The Cincinnati Reds, at 46-54, still tend to think they’re still in it. At 8 games back in the tightly packed NL Central and 7.5 games back of a Wild Card spot, that’s not completely unrealistic, though it’s not exactly something on which to bank. Still, the mentality that a team like that - especially one flush with the kind of rental player cache that once moved every needle at the trade deadline - isn’t about to put up a For Sale sign in the front yard is indicative of the inaction as a whole. If these Reds aren’t sellers, who really is a seller?

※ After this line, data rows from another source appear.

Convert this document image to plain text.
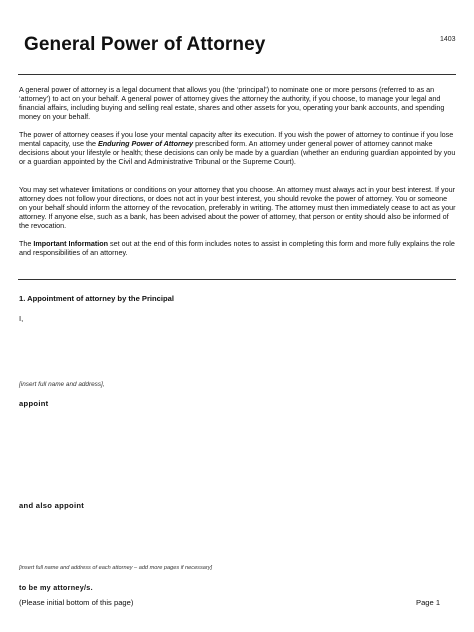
1403
General Power of Attorney

A general power of attorney is a legal document that allows you (the ‘principal’) to nominate one or more persons (referred to as an ‘attorney’) to act on your behalf. A general power of attorney gives the attorney the authority, if you choose, to manage your legal and financial affairs, including buying and selling real estate, shares and other assets for you, operating your bank accounts, and spending money on your behalf.

The power of attorney ceases if you lose your mental capacity after its execution. If you wish the power of attorney to continue if you lose mental capacity, use the Enduring Power of Attorney prescribed form. An attorney under general power of attorney cannot make decisions about your lifestyle or health; these decisions can only be made by a guardian (whether an enduring guardian appointed by you or a guardian appointed by the Civil and Administrative Tribunal or the Supreme Court).

You may set whatever limitations or conditions on your attorney that you choose. An attorney must always act in your best interest. If your attorney does not follow your directions, or does not act in your best interest, you should revoke the power of attorney. You or someone on your behalf should inform the attorney of the revocation, preferably in writing. The attorney must then immediately cease to act as your attorney. If anyone else, such as a bank, has been advised about the power of attorney, that person or entity should also be informed of the revocation.

The Important Information set out at the end of this form includes notes to assist in completing this form and more fully explains the role and responsibilities of an attorney.

1. Appointment of attorney by the Principal
I,
[insert full name and address],
appoint
and also appoint
[insert full name and address of each attorney – add more pages if necessary]
to be my attorney/s.
(Please initial bottom of this page)	Page 1
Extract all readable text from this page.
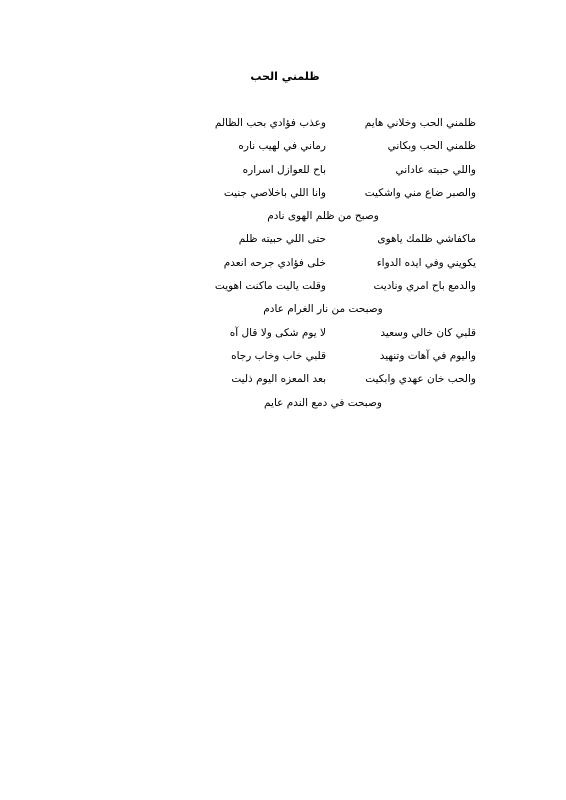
ظلمني الحب
ظلمني الحب وخلاني هايم
وعذب فؤادي بحب الظالم
ظلمني الحب وبكاني
رماني في لهيب ناره
واللي حبيته عاداني
باح للعوازل اسراره
والصبر ضاع مني واشكيت
وانا اللي باخلاصي جنيت
وصبح من ظلم الهوى نادم
ماكفاشي ظلمك ياهوى
حتى اللي حبيته ظلم
يكويني وفي ايده الدواء
خلى فؤادي جرحه انعدم
والدمع باح امري وناديت
وقلت ياليت ماكنت اهويت
وصبحت من نار الغرام عادم
قلبي كان خالي وسعيد
لا يوم شكى ولا قال آه
واليوم في آهات وتنهيد
قلبي خاب وخاب رجاه
والحب خان عهدي وابكيت
بعد المعزه اليوم ذليت
وصبحت في دمع الندم عايم
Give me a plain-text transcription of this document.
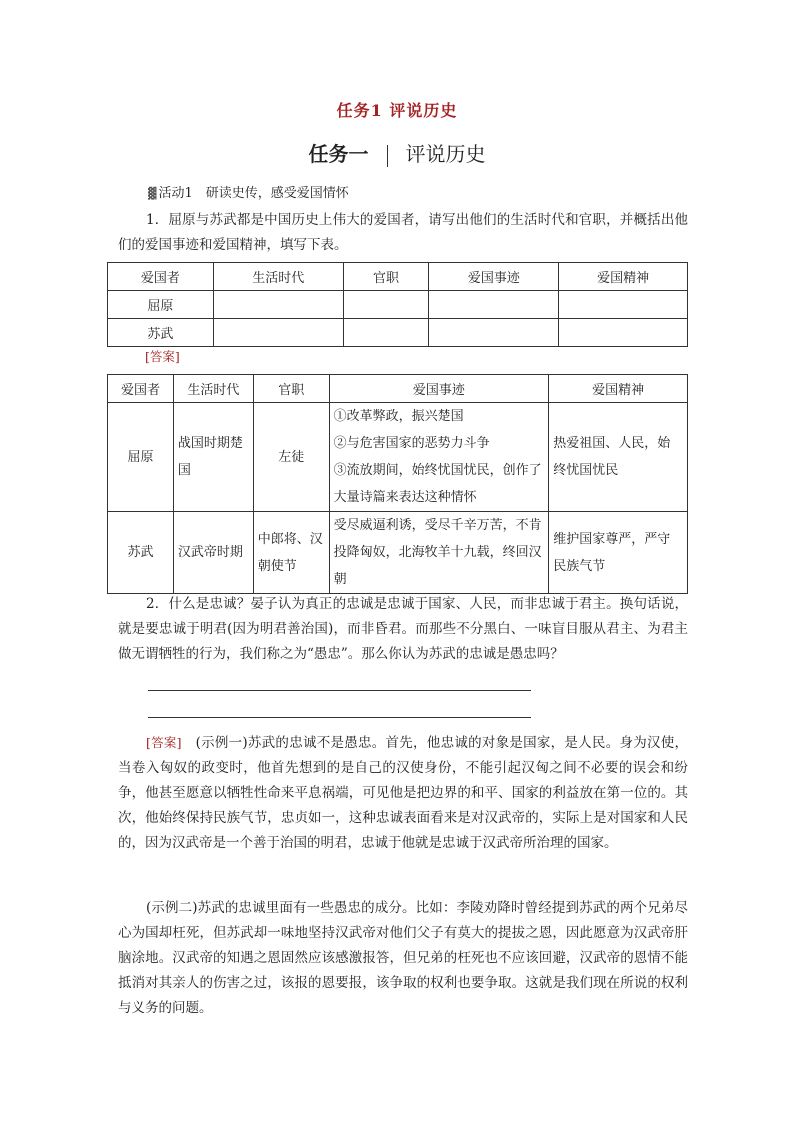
任务1 评说历史
任务一 评说历史
▓ 活动1　研读史传，感受爱国情怀
1．屈原与苏武都是中国历史上伟大的爱国者，请写出他们的生活时代和官职，并概括出他们的爱国事迹和爱国精神，填写下表。
爱国者	生活时代	官职	爱国事迹	爱国精神
屈原				
苏武				
[答案]
爱国者	生活时代	官职	爱国事迹	爱国精神
屈原	战国时期楚国	左徒	①改革弊政，振兴楚国
②与危害国家的恶势力斗争
③流放期间，始终忧国忧民，创作了大量诗篇来表达这种情怀	热爱祖国、人民，始终忧国忧民
苏武	汉武帝时期	中郎将、汉朝使节	受尽威逼利诱，受尽千辛万苦，不肯投降匈奴，北海牧羊十九载，终回汉朝	维护国家尊严，严守民族气节
2．什么是忠诚？晏子认为真正的忠诚是忠诚于国家、人民，而非忠诚于君主。换句话说，就是要忠诚于明君(因为明君善治国)，而非昏君。而那些不分黑白、一味盲目服从君主、为君主做无谓牺牲的行为，我们称之为“愚忠”。那么你认为苏武的忠诚是愚忠吗？
[答案]　 (示例一)苏武的忠诚不是愚忠。首先，他忠诚的对象是国家，是人民。身为汉使，当卷入匈奴的政变时，他首先想到的是自己的汉使身份，不能引起汉匈之间不必要的误会和纷争，他甚至愿意以牺牲性命来平息祸端，可见他是把边界的和平、国家的利益放在第一位的。其次，他始终保持民族气节，忠贞如一，这种忠诚表面看来是对汉武帝的，实际上是对国家和人民的，因为汉武帝是一个善于治国的明君，忠诚于他就是忠诚于汉武帝所治理的国家。
(示例二)苏武的忠诚里面有一些愚忠的成分。比如：李陵劝降时曾经提到苏武的两个兄弟尽心为国却枉死，但苏武却一味地坚持汉武帝对他们父子有莫大的提拔之恩，因此愿意为汉武帝肝脑涂地。汉武帝的知遇之恩固然应该感激报答，但兄弟的枉死也不应该回避，汉武帝的恩情不能抵消对其亲人的伤害之过，该报的恩要报，该争取的权利也要争取。这就是我们现在所说的权利与义务的问题。
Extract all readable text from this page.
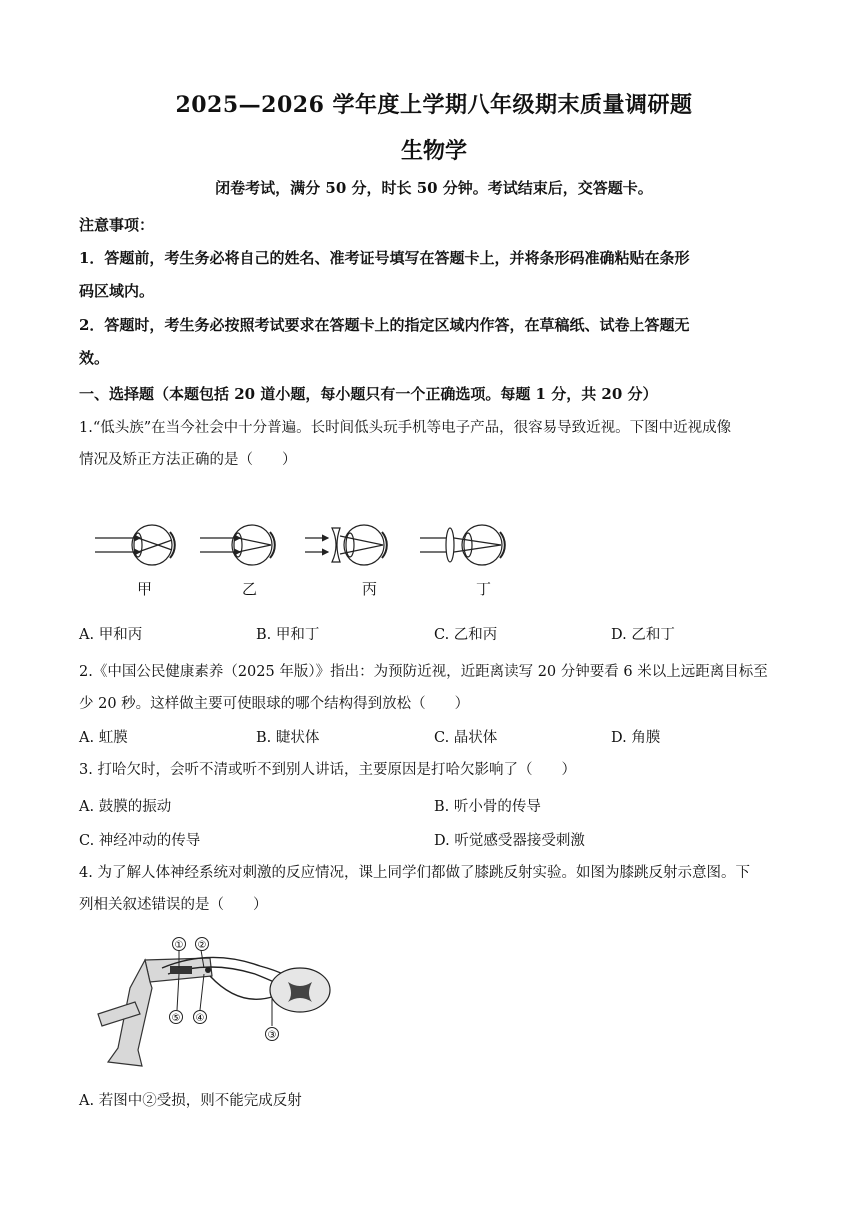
2025—2026 学年度上学期八年级期末质量调研题
生物学
闭卷考试，满分 50 分，时长 50 分钟。考试结束后，交答题卡。
注意事项：
1．答题前，考生务必将自己的姓名、准考证号填写在答题卡上，并将条形码准确粘贴在条形
码区域内。
2．答题时，考生务必按照考试要求在答题卡上的指定区域内作答，在草稿纸、试卷上答题无
效。
一、选择题（本题包括 20 道小题，每小题只有一个正确选项。每题 1 分，共 20 分）
1.“低头族”在当今社会中十分普遍。长时间低头玩手机等电子产品，很容易导致近视。下图中近视成像
情况及矫正方法正确的是（　　）
甲	乙	丙	丁
A. 甲和丙	B. 甲和丁	C. 乙和丙	D. 乙和丁
2.《中国公民健康素养（2025 年版）》指出：为预防近视，近距离读写 20 分钟要看 6 米以上远距离目标至
少 20 秒。这样做主要可使眼球的哪个结构得到放松（　　）
A. 虹膜	B. 睫状体	C. 晶状体	D. 角膜
3. 打哈欠时，会听不清或听不到别人讲话，主要原因是打哈欠影响了（　　）
A. 鼓膜的振动	B. 听小骨的传导
C. 神经冲动的传导	D. 听觉感受器接受刺激
4. 为了解人体神经系统对刺激的反应情况，课上同学们都做了膝跳反射实验。如图为膝跳反射示意图。下
列相关叙述错误的是（　　）
① ②
③
④
⑤
A. 若图中②受损，则不能完成反射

The Baltimore Orioles, on pace to lose a billion games, are sellers. The only problem? They don’t really have anyone who moves the needle to sell - that’s how you end up on pace to lose a billion games. The same can be said for the Miami Marlins, who have already hemorrhaged their prized assets on the front-end of a rebuild, and while obvious ‘sellers’ at this juncture don’t have much else to move a needle. The Kansas City Royals are in a similar spot, save for wunderkind Whit Merrifield - a player on such an incredibly team-friendly deal that it would take an overpay to see him move. Pair that with an opposite-end-of-the-spectrum view of the Dodgers, New York Yankees, and Houston Astros, and the trade landscape can be described thusly:
The haves have everything.
The have-nots have nothing.
Everyone in between thinks they’re close enough to contend this year, and if that’s the case, none of them are trading from their core.
The larger question, I suppose, is whether six games can change any of that. The Reds, obviously, are one of the teams clogging this trade drain at the moment, and who knows if whether a streak of wins or a streak of losses against the reeling Rockies and Pirates will spur any action for them. Hell, perhaps a string of wins against the two before the end of July 31st will kick both of those two teams into sellers, though both still seem to want to hold out hope for a 2019 turnaround.
The reality is that there’s been no movement, there’s increasingly little time, and there hasn’t been any sort of market set for the kind of players that most likely move this time of year. Will the prospect hoarders flinch on a rental? Will the rental-sellers start agreeing to take lottery tickets as return in lieu of bona fide young players around whom they want to build? Or will the swirling storm of external trends and factors turn this year’s one true trade deadline into the first year of a no-trade deadline?
If that’s what you’re interested in finding out, there may not be a better barometer than the Reds to watch.